I blame the Serbian leadership for the current conflict. There is no doubt that Milosevic is a brute, a beast and a dictator and that perhaps something needed to be done about him. However, I wonder what we are doing. There is no doubt that he cannot be brought down by air strikes alone. There must be a commitment to deploy ground troops, an action which should have been taken long ago. I fear we are seeing a repeat of the Gulf War where action is not being taken on principle but merely to satisfy the optics or to allay the concerns of some of the larger powers.

The one hopeful aspect of this situation is that there has been a major breach of an existing principle in international diplomacy, namely, that the outside world could not intervene in the affairs of a country regardless of the tyranny of its government or the human rights abuses carried out there. Heretofore that principle was written in stone but it has now been breached – cynically, in my opinion – which is very important. Let us see what will happen in East Timor, Tibet and many other countries where gross human rights abuses are taking place.

The Senator should not hold his breath.

I have no intention of doing so. If this new principle is being established, it should be acted upon.

It was interesting that the Minister for Foreign Affairs, Deputy Andrews, who is an honourable and decent man, put on record the fact that Ireland, because of its policy of neutrality, is caught between a rock and a hard place. We have not signed up to anything, we have not joined NATO and we are merely nibbling at the edges of Partnership for Peace. How much worse would our situation have been if we had been involved in Partnership for Peace, given that, with our neutrality intact, the Minister for Foreign Affairs has been obliged to state that we are caught between a rock and a hard place because we are trying to act on principle?
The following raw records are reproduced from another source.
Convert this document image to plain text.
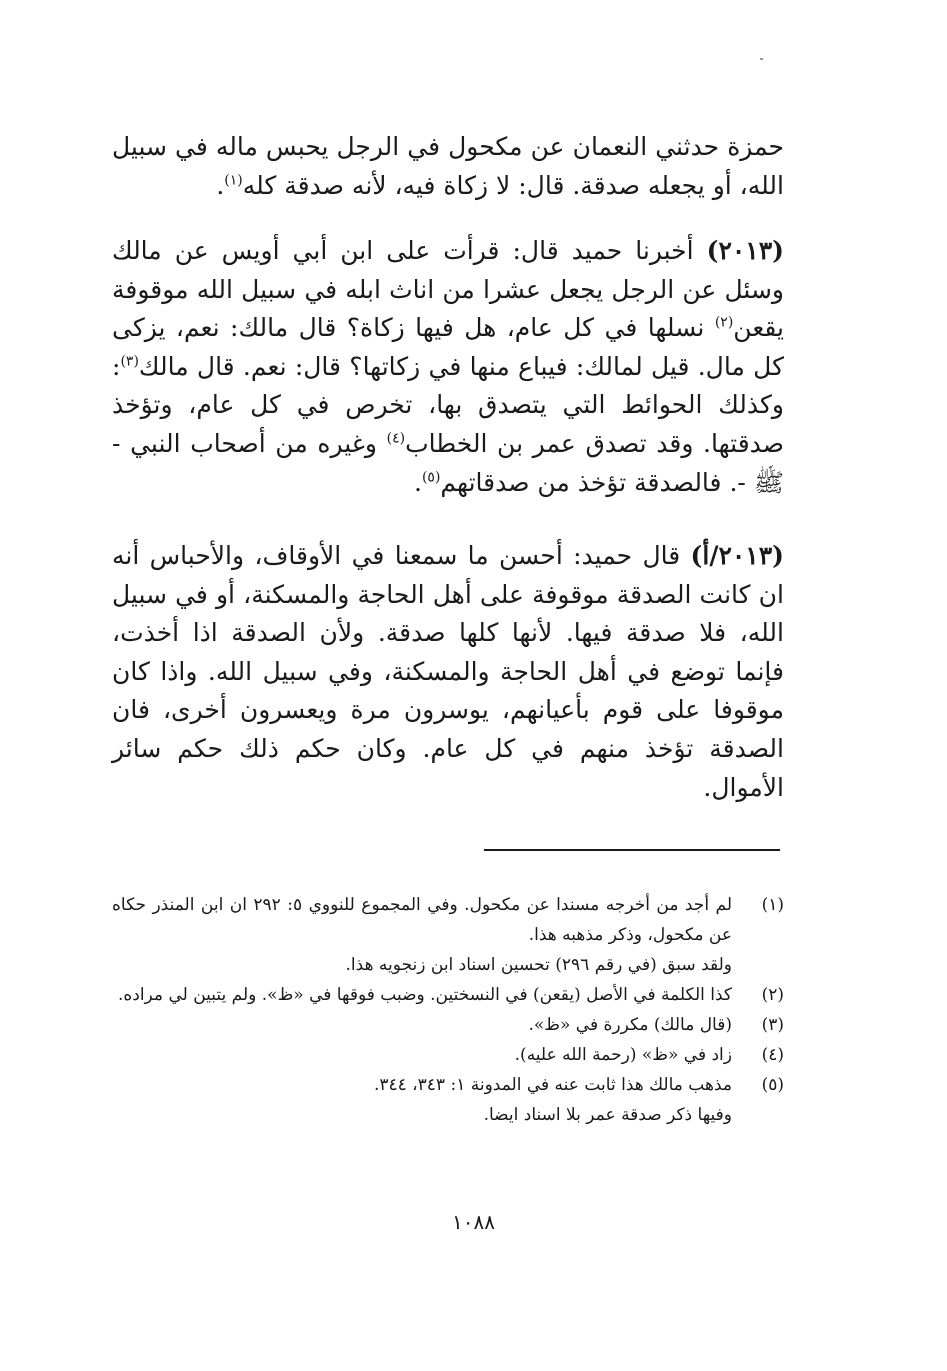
حمزة حدثني النعمان عن مكحول في الرجل يحبس ماله في سبيل الله، أو يجعله صدقة. قال: لا زكاة فيه، لأنه صدقة كله$^{(١)}$.

(٢٠١٣) أخبرنا حميد قال: قرأت على ابن أبي أويس عن مالك وسئل عن الرجل يجعل عشرا من اناث ابله في سبيل الله موقوفة يقعن$^{(٢)}$ نسلها في كل عام، هل فيها زكاة؟ قال مالك: نعم، يزكى كل مال. قيل لمالك: فيباع منها في زكاتها؟ قال: نعم. قال مالك$^{(٣)}$: وكذلك الحوائط التي يتصدق بها، تخرص في كل عام، وتؤخذ صدقتها. وقد تصدق عمر بن الخطاب$^{(٤)}$ وغيره من أصحاب النبي - ﷺ -. فالصدقة تؤخذ من صدقاتهم$^{(٥)}$.

(٢٠١٣/أ) قال حميد: أحسن ما سمعنا في الأوقاف، والأحباس أنه ان كانت الصدقة موقوفة على أهل الحاجة والمسكنة، أو في سبيل الله، فلا صدقة فيها. لأنها كلها صدقة. ولأن الصدقة اذا أخذت، فإنما توضع في أهل الحاجة والمسكنة، وفي سبيل الله. واذا كان موقوفا على قوم بأعيانهم، يوسرون مرة ويعسرون أخرى، فان الصدقة تؤخذ منهم في كل عام. وكان حكم ذلك حكم سائر الأموال.

(١)
لم أجد من أخرجه مسندا عن مكحول. وفي المجموع للنووي ٥: ٢٩٢ ان ابن المنذر حكاه عن مكحول، وذكر مذهبه هذا.
ولقد سبق (في رقم ٢٩٦) تحسين اسناد ابن زنجويه هذا.
(٢)
كذا الكلمة في الأصل (يقعن) في النسختين. وضبب فوقها في «ظ». ولم يتبين لي مراده.
(٣)
(قال مالك) مكررة في «ظ».
(٤)
زاد في «ظ» (رحمة الله عليه).
(٥)
مذهب مالك هذا ثابت عنه في المدونة ١: ٣٤٣، ٣٤٤.
وفيها ذكر صدقة عمر بلا اسناد ايضا.
١٠٨٨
I am concerned that the impact of this intervention will be that Milosevic will be strengthened as a dictator within his own territory. He is a completely cynical operator who knows exactly what he is doing. The air strikes on Yugoslavia will strengthen his hand and will undermine the possible democratic developments in Montenegro.

I deplore the military strikes and I regret the fact that they will lead to casualties, death and destruction among the civilian population in Yugoslavia. I deplore the strikes because they will not have the desired effect. In my opinion, they will have the counter-productive effect of strengthening Milosevic and further isolating the Russians whose country is in a considerable state of turmoil and who is watching events with interest. The Russians are aware that if the Kosovo Albanians manage to secede it will have an impact on certain parts of their territory. The Russians are feeling vulnerable because the United Nations has been bypassed.

It is obvious that we are moving towards some kind of structure in world affairs. We are hoping to establish an international war crimes tribunal and an international court to consider situations of this nature. In my opinion that makes it intensely worrying that we are again bypassing the United Nations. If this action was necessary and justifiable and if NATO were capable of following through on it, the only decent and legitimate way it could have been carried out was through the United Nations. Once again, NATO, Britain and the United States of America have undermined and subverted the United Nations. If they are interested in human rights and in pro tecting the populations under these dictatorships, let them put their money where their mouths are. The Americans owe the United Nations huge amounts of money. Let them stop crippling and subverting a legitimate international organisation and start supporting it and its human rights initiatives.

I have no time for Milosevic; no decent person possibly could. This appalling situation is tantamount to genocide and we should intervene. However, we should do so in a way that is not cynical, would have a clear, positive and achievable result and would not subvert the United Nations which is, alas, what this action is doing.

An Leas-Chathaoirleach

When is it proposed to sit again?

At 2.30 p.m. on next Tuesday, 30 March.

The Seanad adjourned at 12.50 p.m. until 2.30 p.m. on Tuesday, 30 March 1999.